07 Februari 2009

AKU MENGUNYAH CAHAYA BULAN: Jejak Perjalanan Dharmadi Itu Bernama Puisi

Kumpulan puisi berjudul Aku Mengunyah Cahaya Bulan, 56 Puisi Pilihan (1974-2004) (Novembar 1994) karya Dharmadi adalah suatu kumpulan jejak langkah perjalanan panjang kehidupan seorang Dharmadi yang terlahir di Semarang 30 September 1948. Jejak yang ditempuhnya selama tiga puluh tahun dalam berkarya dan bergelut di bidang sastra. Buku ketiga kumpulan puisinya setelah Kembali Ke Asal (1999) dan Dalam Kemarau (2000). Buku yang berisikan 56 puisi diawali dengan puisi berjudul Cahaya Hari (1974) dan diakhiri dengan puisi berjudul Aku Ingin Pulang (2004).

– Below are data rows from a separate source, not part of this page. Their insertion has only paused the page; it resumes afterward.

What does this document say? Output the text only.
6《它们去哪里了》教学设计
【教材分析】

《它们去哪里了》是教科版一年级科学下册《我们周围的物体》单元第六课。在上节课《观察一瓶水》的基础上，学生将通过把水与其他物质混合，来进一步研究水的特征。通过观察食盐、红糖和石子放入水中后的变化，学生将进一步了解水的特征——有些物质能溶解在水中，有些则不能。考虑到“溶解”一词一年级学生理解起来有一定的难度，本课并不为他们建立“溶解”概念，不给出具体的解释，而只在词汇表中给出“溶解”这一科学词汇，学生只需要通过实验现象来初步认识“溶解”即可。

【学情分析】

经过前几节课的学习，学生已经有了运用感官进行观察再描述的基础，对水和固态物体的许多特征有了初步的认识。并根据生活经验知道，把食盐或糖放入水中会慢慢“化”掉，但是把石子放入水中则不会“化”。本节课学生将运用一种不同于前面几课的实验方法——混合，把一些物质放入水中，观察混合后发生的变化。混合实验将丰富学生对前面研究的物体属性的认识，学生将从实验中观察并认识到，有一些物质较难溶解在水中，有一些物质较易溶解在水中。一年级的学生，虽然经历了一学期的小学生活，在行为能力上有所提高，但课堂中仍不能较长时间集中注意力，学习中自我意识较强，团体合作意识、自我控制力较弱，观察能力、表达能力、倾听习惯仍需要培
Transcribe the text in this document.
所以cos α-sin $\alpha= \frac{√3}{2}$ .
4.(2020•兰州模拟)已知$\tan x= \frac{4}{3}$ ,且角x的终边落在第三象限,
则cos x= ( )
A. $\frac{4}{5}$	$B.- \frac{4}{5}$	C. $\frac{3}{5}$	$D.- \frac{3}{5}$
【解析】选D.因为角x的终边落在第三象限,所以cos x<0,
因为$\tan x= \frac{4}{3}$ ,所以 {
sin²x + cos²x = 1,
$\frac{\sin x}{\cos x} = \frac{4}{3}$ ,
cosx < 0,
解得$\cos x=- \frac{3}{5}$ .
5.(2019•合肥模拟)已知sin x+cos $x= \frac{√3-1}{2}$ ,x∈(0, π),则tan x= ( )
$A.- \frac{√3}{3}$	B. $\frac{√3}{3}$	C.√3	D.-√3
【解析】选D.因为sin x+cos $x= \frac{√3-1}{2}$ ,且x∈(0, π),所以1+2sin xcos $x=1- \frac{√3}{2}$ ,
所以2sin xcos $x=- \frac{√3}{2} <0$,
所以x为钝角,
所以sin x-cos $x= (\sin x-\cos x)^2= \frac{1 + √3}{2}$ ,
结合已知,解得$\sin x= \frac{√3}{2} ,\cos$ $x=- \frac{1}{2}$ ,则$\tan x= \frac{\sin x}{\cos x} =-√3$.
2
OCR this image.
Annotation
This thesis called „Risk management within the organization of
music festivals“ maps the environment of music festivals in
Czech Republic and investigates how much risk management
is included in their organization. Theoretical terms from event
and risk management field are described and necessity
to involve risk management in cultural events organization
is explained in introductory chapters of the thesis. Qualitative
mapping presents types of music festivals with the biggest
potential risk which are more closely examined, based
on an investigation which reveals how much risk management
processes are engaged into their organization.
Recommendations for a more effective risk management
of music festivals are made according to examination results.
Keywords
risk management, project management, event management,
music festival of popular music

Buku ini pernah dibedah dalam acara Badah Buku Aku Mengunyah Cahaya Bulan Karya Dharmadi yang diadakan oleh Himpunan Mahasiswa Program Studi Sastra Indonesia di Kampus Program Sarjana Bahasa Dan Sastra Universitas Jenderal Soedirman Purwokerto pada tanggal 26 April 2005. Dengan pembicara adalah Dharmadi sendiri dan Abdul Wachid B.S.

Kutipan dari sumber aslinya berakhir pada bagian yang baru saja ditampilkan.